Le ……………………………………………
à Me ………………………………………..
EXPEDITION :
Le ………………………………………………….
à Me ………………………………………………
Le ………………………………………………….
à Me ………………………………………………
Le …………………………………………………..
à Me ………………………………………………
N° RG 24/05302 – N° Portalis DBW3-W-B7I-5LJB
PARTIES :
DEMANDEUR
Monsieur [Z] [I], assisté par sa curatrice Mme [B] [R]
né le 21 Septembre 1973 à [Localité 5], domicilié : chez Clinique [4], [Adresse 1]
représenté par Me Laurent CANTARINI, avocat au barreau D’AIX-EN-PROVENCE
DEFENDEURS
Monsieur [J] [C]
né le 05 Janvier 1995 à [Localité 3] (ALGERIE), demeurant [Adresse 2]
non comparant
Madame [P] [X]
née le 05 Juin 1995 à [Localité 6], demeurant [Adresse 2]
non comparante
EXPOSÉ DU LITIGE
Par jugement du Tribunal d’instance de Martigues du 31 décembre 2013, Monsieur [Z] [I] a été placé sous le régime de la curatelle renforcée pour une durée de 5 ans prolongée par jugement du 21 décembre 2018 pour une nouvelle durée de 5 ans et désignant Madame [B] [R] en qualité de curateur.
Par acte sous seing-privé du 7 mars 2020, Monsieur [Z] [I] a consenti à Monsieur [J] [C] et Madame [P] [X] un bail portant sur un local à usage d’habitation situé [Adresse 2], moyennant un loyer mensuel initial, révisable, de 600 euros et 50 euros au titre des provisions sur charges.

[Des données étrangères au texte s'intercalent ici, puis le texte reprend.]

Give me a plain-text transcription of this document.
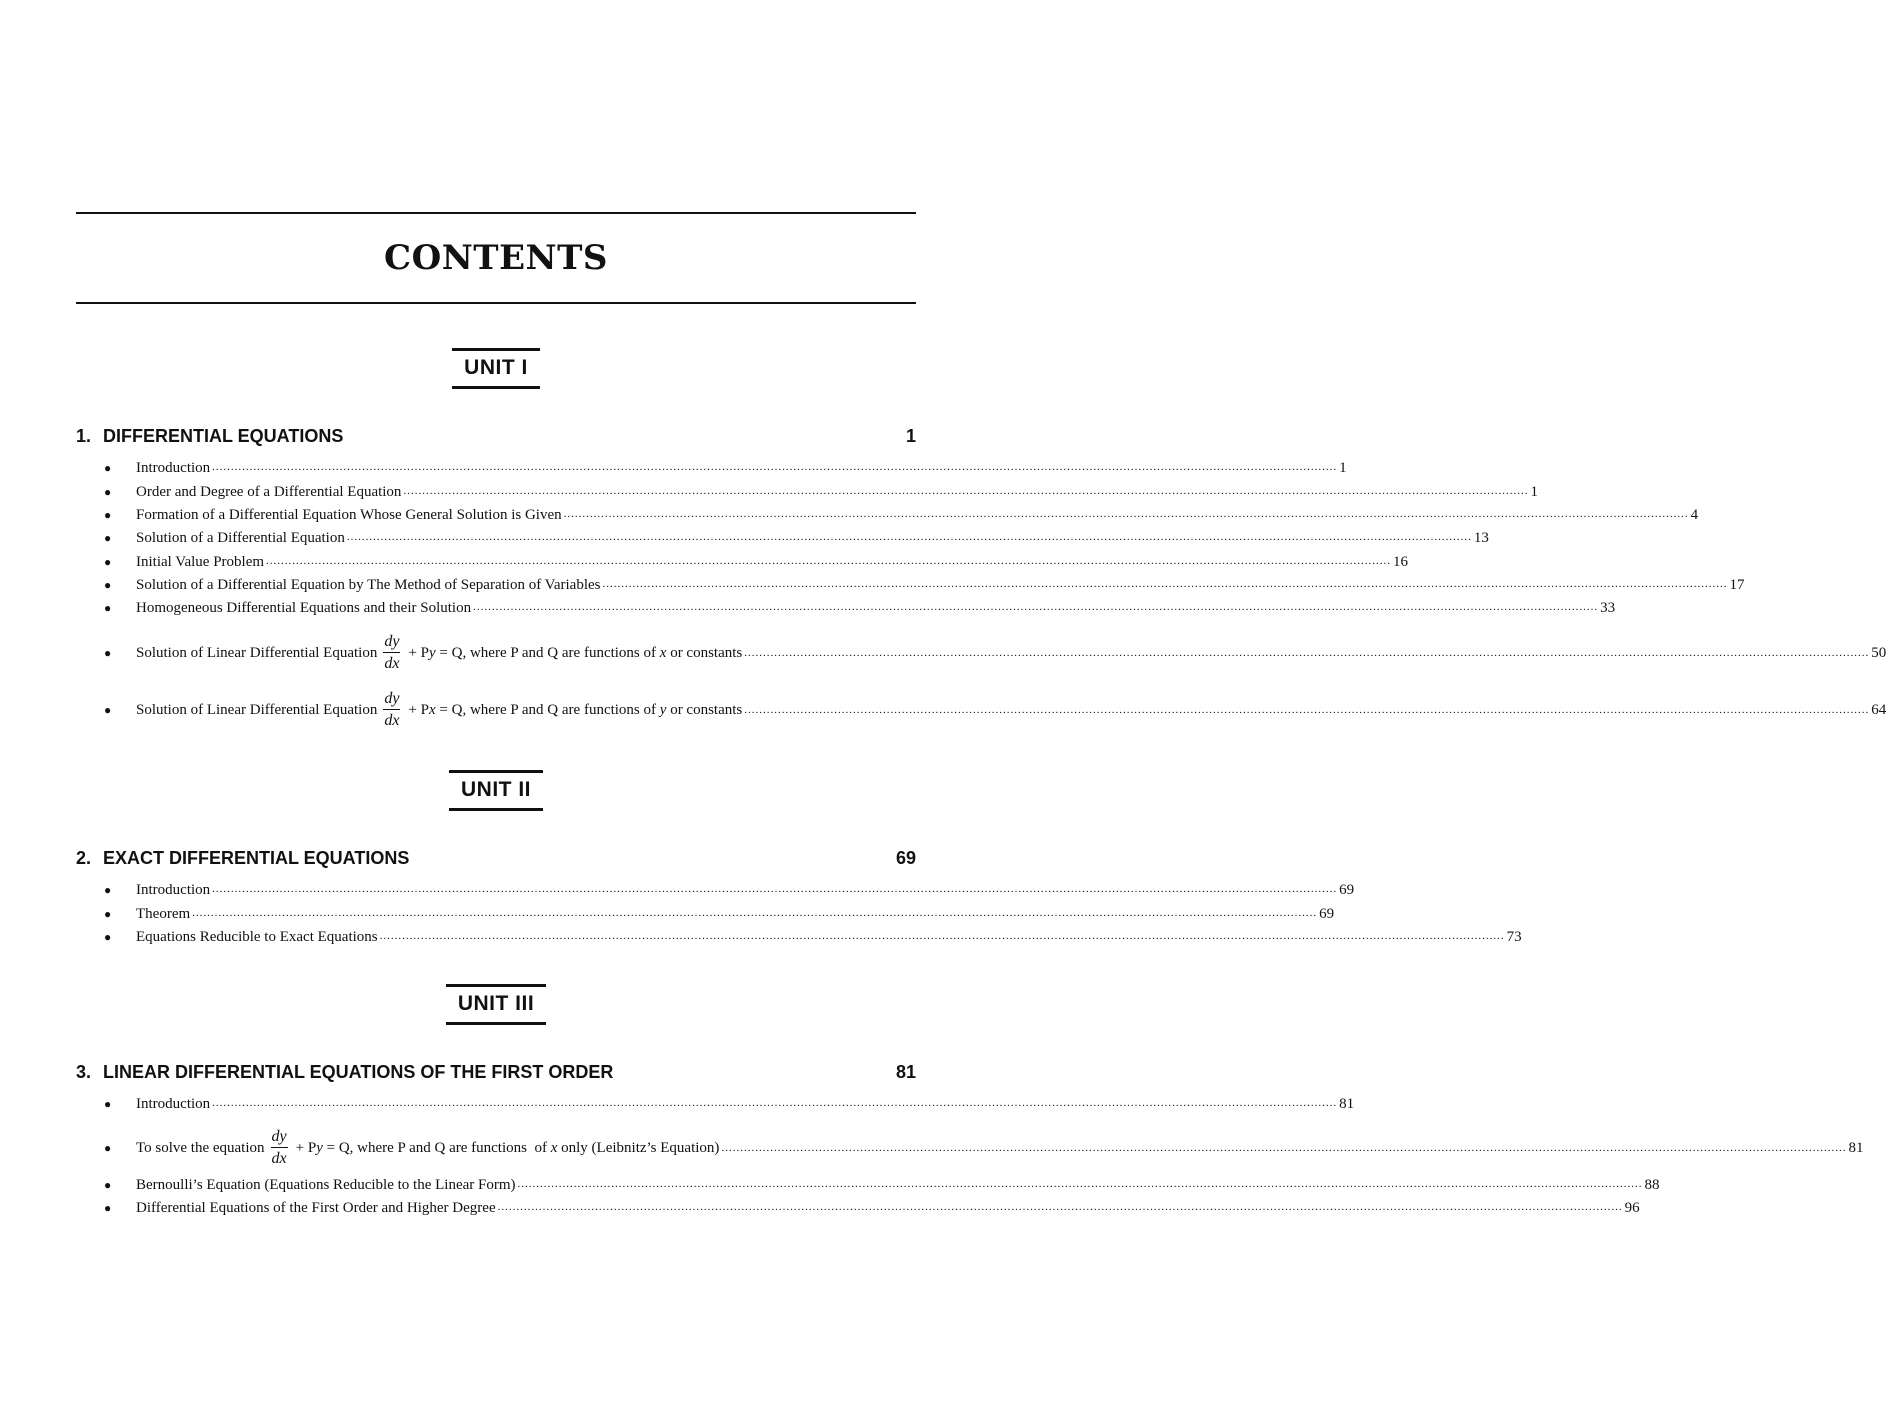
CONTENTS
UNIT I
1. DIFFERENTIAL EQUATIONS	1
●	Introduction ............................................................................................................................................................................................................................................................................................................ 1
●	Order and Degree of a Differential Equation ............................................................................................................................................................................................................................................................................................................ 1
●	Formation of a Differential Equation Whose General Solution is Given ............................................................................................................................................................................................................................................................................................................ 4
●	Solution of a Differential Equation ............................................................................................................................................................................................................................................................................................................ 13
●	Initial Value Problem ............................................................................................................................................................................................................................................................................................................ 16
●	Solution of a Differential Equation by The Method of Separation of Variables ............................................................................................................................................................................................................................................................................................................ 17
●	Homogeneous Differential Equations and their Solution ............................................................................................................................................................................................................................................................................................................ 33
●	Solution of Linear Differential Equation $\frac{dy}{dx} + P$ y = Q, where P and Q are functions of x or constants ............................................................................................................................................................................................................................................................................................................ 50
●	Solution of Linear Differential Equation $\frac{dy}{dx} + P$ x = Q, where P and Q are functions of y or constants ............................................................................................................................................................................................................................................................................................................ 64
UNIT II
2. EXACT DIFFERENTIAL EQUATIONS	69
●	Introduction ............................................................................................................................................................................................................................................................................................................ 69
●	Theorem ............................................................................................................................................................................................................................................................................................................ 69
●	Equations Reducible to Exact Equations ............................................................................................................................................................................................................................................................................................................ 73
UNIT III
3. LINEAR DIFFERENTIAL EQUATIONS OF THE FIRST ORDER	81
●	Introduction ............................................................................................................................................................................................................................................................................................................ 81
●	To solve the equation $\frac{dy}{dx} + P$ y = Q, where P and Q are functions  of x only (Leibnitz’s Equation) ............................................................................................................................................................................................................................................................................................................ 81
●	Bernoulli’s Equation (Equations Reducible to the Linear Form) ............................................................................................................................................................................................................................................................................................................ 88
●	Differential Equations of the First Order and Higher Degree ............................................................................................................................................................................................................................................................................................................ 96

Monsieur [Z] [I], assisté par sa curatrice Madame [B] [R], a saisi, par requête du 26 janvier 2023, le Tribunal judiciaire de MARSEILLE aux fins de désigner un commissaire de justice afin de se rendre sur les lieux situés [Adresse 2], de pénétrer dans l’appartement appartenant à Monsieur [I], de constater si ce dernier est occupé, dans ce cas, de se faire communiquer l’identité des occupants, et de faire une copie de leur pièce d’identité, de se faire communiquer l’intégralité du titre en vertu duquel ils occupent le bail et de s’en faire remettre une copie, ou de préciser au commissaire de justice les circonstances qui leur ont permis d’occuper le bien, de se faire préciser le montant du loyer et de la provision sur charge, de faire toutes constations utiles, de dresser procès-verbal de constat , d’ordonner le concours de la force publique, et d’un serrurier si nécessaire .

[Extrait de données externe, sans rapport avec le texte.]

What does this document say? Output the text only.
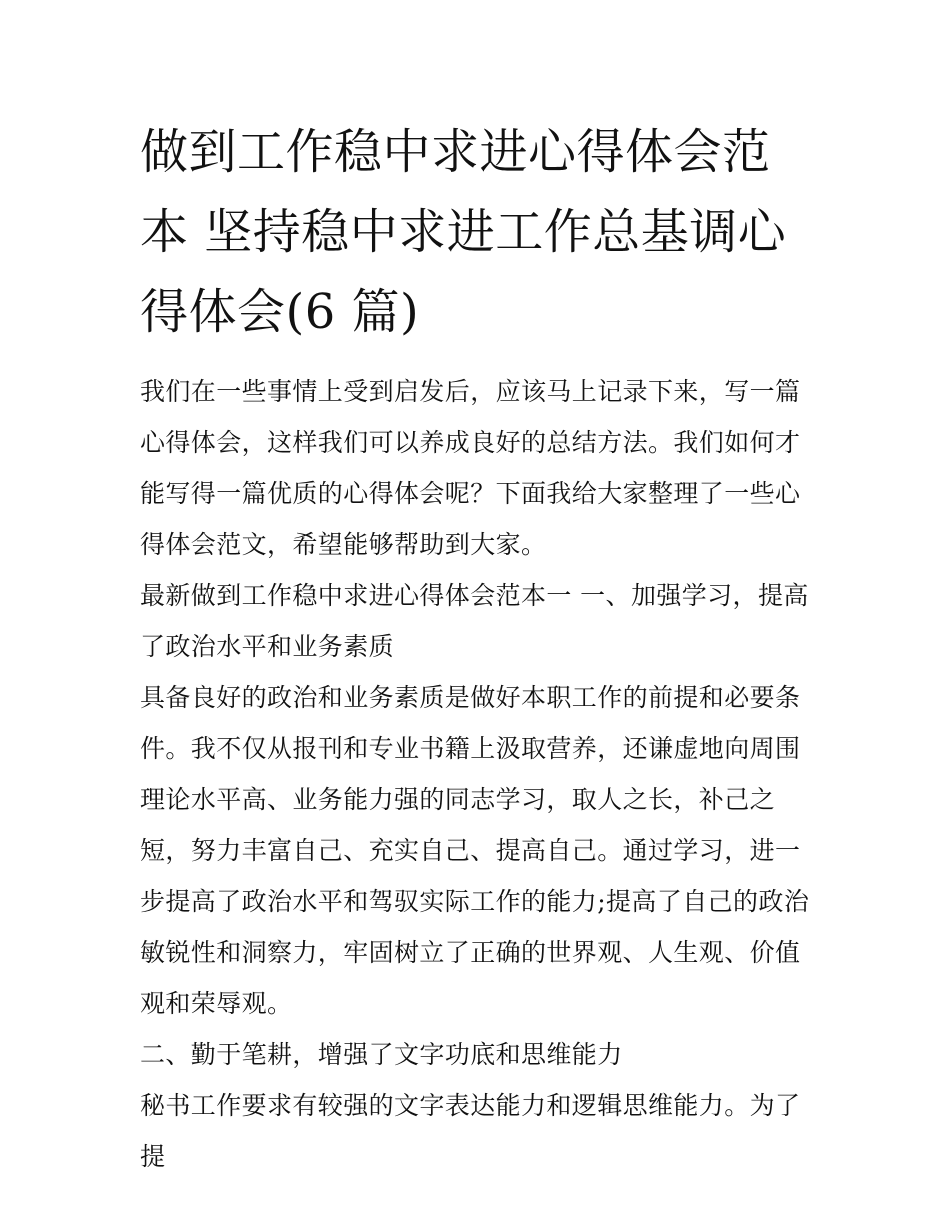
做到工作稳中求进心得体会范本 坚持稳中求进工作总基调心得体会(6 篇)

我们在一些事情上受到启发后，应该马上记录下来，写一篇心得体会，这样我们可以养成良好的总结方法。我们如何才能写得一篇优质的心得体会呢？下面我给大家整理了一些心得体会范文，希望能够帮助到大家。

最新做到工作稳中求进心得体会范本一 一、加强学习，提高了政治水平和业务素质

具备良好的政治和业务素质是做好本职工作的前提和必要条件。我不仅从报刊和专业书籍上汲取营养，还谦虚地向周围理论水平高、业务能力强的同志学习，取人之长，补己之短，努力丰富自己、充实自己、提高自己。通过学习，进一步提高了政治水平和驾驭实际工作的能力;提高了自己的政治敏锐性和洞察力，牢固树立了正确的世界观、人生观、价值观和荣辱观。

二、勤于笔耕，增强了文字功底和思维能力

秘书工作要求有较强的文字表达能力和逻辑思维能力。为了提
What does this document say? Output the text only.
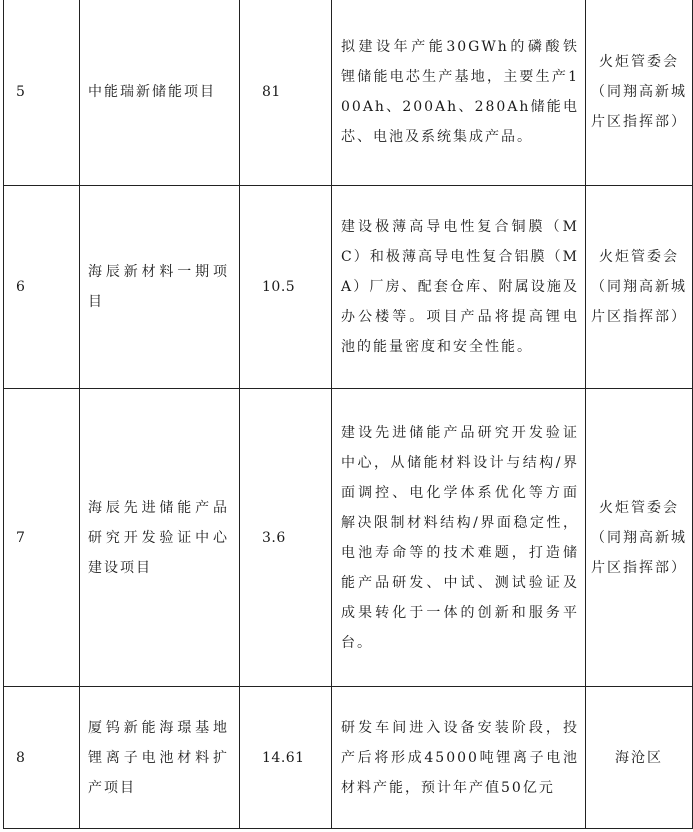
5	中能瑞新储能项目	81	拟建设年产能30GWh的磷酸铁锂储能电芯生产基地，主要生产100Ah、200Ah、280Ah储能电芯、电池及系统集成产品。	火炬管委会（同翔高新城片区指挥部）

6	海辰新材料一期项目	10.5	建设极薄高导电性复合铜膜（MC）和极薄高导电性复合铝膜（MA）厂房、配套仓库、附属设施及办公楼等。项目产品将提高锂电池的能量密度和安全性能。	火炬管委会（同翔高新城片区指挥部）

7	海辰先进储能产品研究开发验证中心建设项目	3.6	建设先进储能产品研究开发验证中心，从储能材料设计与结构/界面调控、电化学体系优化等方面解决限制材料结构/界面稳定性，电池寿命等的技术难题，打造储能产品研发、中试、测试验证及成果转化于一体的创新和服务平台。	火炬管委会（同翔高新城片区指挥部）

8	厦钨新能海璟基地锂离子电池材料扩产项目	14.61	研发车间进入设备安装阶段，投产后将形成45000吨锂离子电池材料产能，预计年产值50亿元	海沧区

Par ordonnance sur requête du 9 février 2023 le Tribunal judiciaire de MARSEILLE à fait droit à l’ensemble des demandes de Monsieur [Z] [I].
Un procès-verbal de constat a été dressé le 26 janvier 2024.

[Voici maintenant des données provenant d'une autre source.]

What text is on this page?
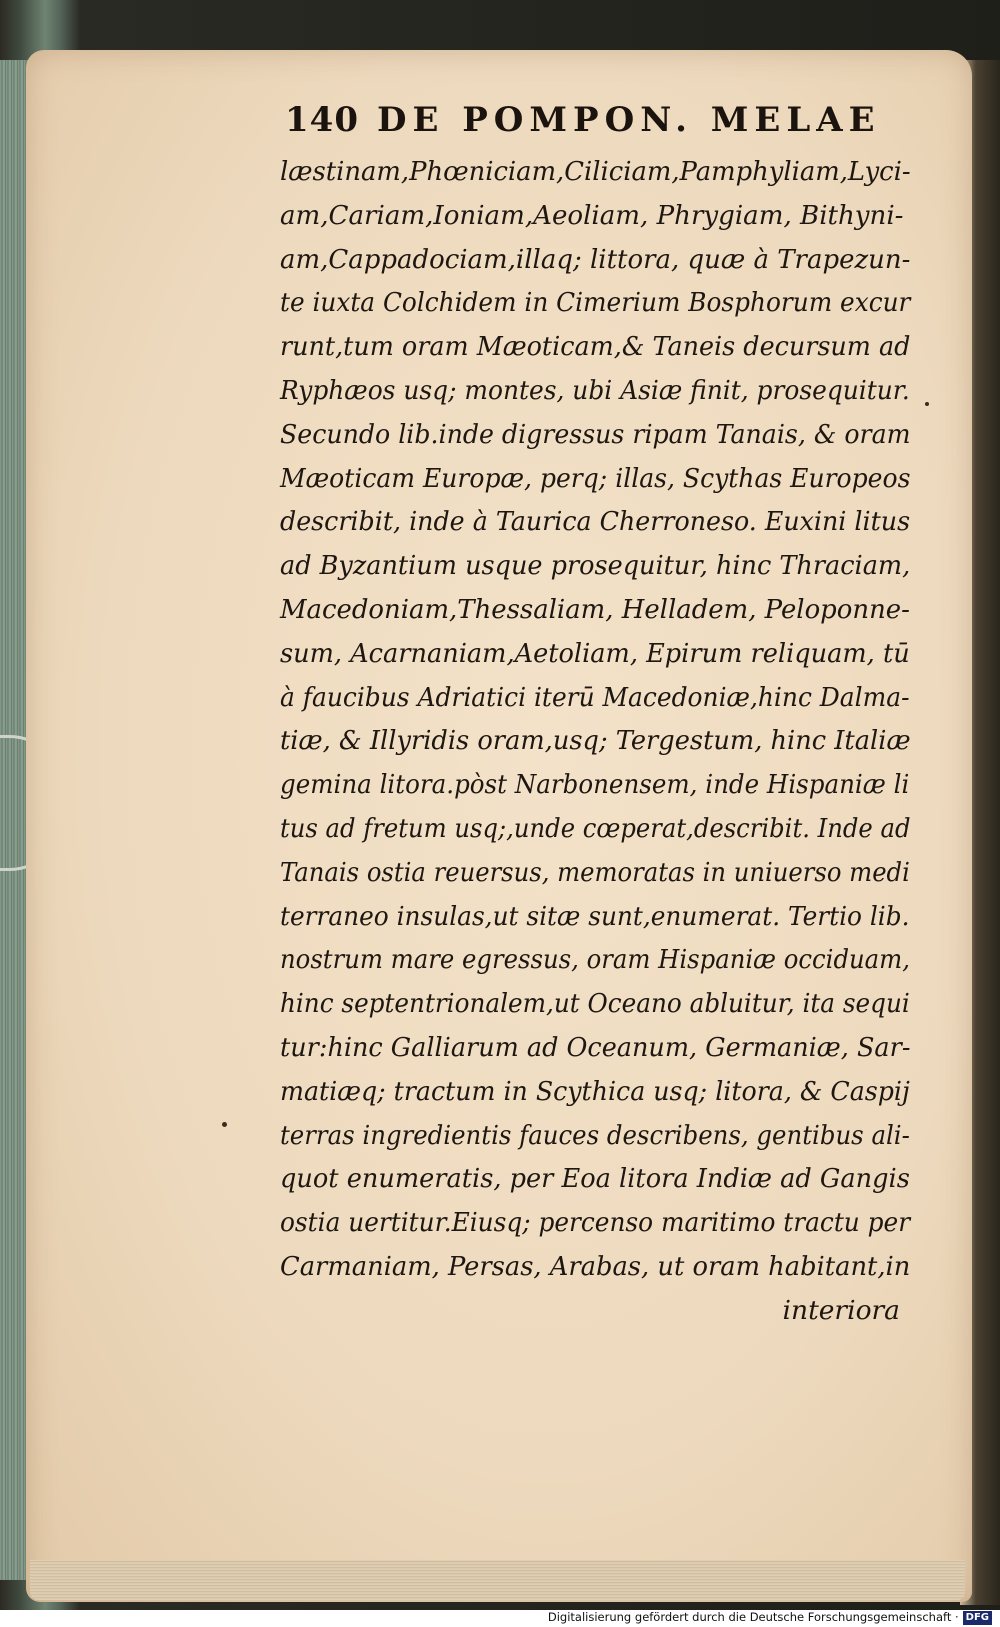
140 DE POMPON. MELAE
læstinam,Phœniciam,Ciliciam,Pamphyliam,Lyci-
am,Cariam,Ioniam,Aeoliam, Phrygiam, Bithyni-
am,Cappadociam,illaq; littora, quæ à Trapezun-
te iuxta Colchidem in Cimerium Bosphorum excur
runt,tum oram Mæoticam,& Taneis decursum ad
Ryphæos usq; montes, ubi Asiæ finit, prosequitur.
Secundo lib.inde digressus ripam Tanais, & oram
Mæoticam Europæ, perq; illas, Scythas Europeos
describit, inde à Taurica Cherroneso. Euxini litus
ad Byzantium usque prosequitur, hinc Thraciam,
Macedoniam,Thessaliam, Helladem, Peloponne-
sum, Acarnaniam,Aetoliam, Epirum reliquam, tū
à faucibus Adriatici iterū Macedoniæ,hinc Dalma-
tiæ, & Illyridis oram,usq; Tergestum, hinc Italiæ
gemina litora.pòst Narbonensem, inde Hispaniæ li
tus ad fretum usq;,unde cœperat,describit. Inde ad
Tanais ostia reuersus, memoratas in uniuerso medi
terraneo insulas,ut sitæ sunt,enumerat. Tertio lib.
nostrum mare egressus, oram Hispaniæ occiduam,
hinc septentrionalem,ut Oceano abluitur, ita sequi
tur:hinc Galliarum ad Oceanum, Germaniæ, Sar-
matiæq; tractum in Scythica usq; litora, & Caspij
terras ingredientis fauces describens, gentibus ali-
quot enumeratis, per Eoa litora Indiæ ad Gangis
ostia uertitur.Eiusq; percenso maritimo tractu per
Carmaniam, Persas, Arabas, ut oram habitant,in
interiora
Digitalisierung gefördert durch die Deutsche Forschungsgemeinschaft · DFG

Des loyers étant demeurés impayés, le bailleur a fait délivrer à Monsieur [J] [C] et Madame [P] [X], par acte de commissaire de justice en date du 22 avril 2024, une mise en demeure de payer la somme principale de 14.300 euros au titre des loyers et charges impayés.
Par acte de commissaire de justice en date du 15 juillet 2024, Monsieur [Z] [I], assisté par sa curatrice Madame [B] [R], a fait assigner Monsieur [J] [C] et Madame [P] [X] devant le juge des contentieux de la protection du tribunal judiciaire de MARSEILLE aux fins de:
prononcer l’expulsion sans délai de Monsieur [J] [C] et Madame [P] [X] ainsi que de tous les occupants de son chef du logement situé [Adresse 2], au besoin avec le concours de la force publique, passé le délai de deux mois suivant la délivrance d’un commandement d’avoir à libérer les lieux ;condamner solidairement Monsieur [J] [C] et Madame [P] [X] au paiement une indemnité d’occupation égale au montant du loyer, augmenté des charges qui auraient été dues si le bail s’était poursuivi à compter de la date de la présente assignation, jusqu’à la libération effective et complète des lieux (départ des occupants, enlèvement du mobilier et des affaires personnelles, et remise des clés) ;rappeler que le sort des meubles est régi par les articles L433-1, L433-2 et R433-1 et suivants du code des procédures civiles d’exécution ;condamner solidairement Monsieur [J] [C] et Madame [P] [X] à payer à Monsieur [I] la somme de 15 600 euros, au titre des loyers et charges impayés sous réserve d’actualisation au jour de l’audience ;condamner solidairement Monsieur [J] [C] et Madame [P] [X] à payer à Monsieur [I] la somme de 5 000 euros, à titre de dommages et intérêts en réparation de son préjudice moral et financier ;condamner solidairement Monsieur [J] [C] et Madame [P] [X] à payer à Monsieur [I] la somme de 3 000 euros en application des dispositions de l’article 700 du code de procédure civile.
A l’audience du 6 janvier 2025 à laquelle l’affaire a été retenue, Monsieur [Z] [I], représenté par son conseil, a sollicité le bénéfice de son acte introductif d’instance et a actualisé sa créance à la somme de 19.500 euros, au 31 décembre 2024.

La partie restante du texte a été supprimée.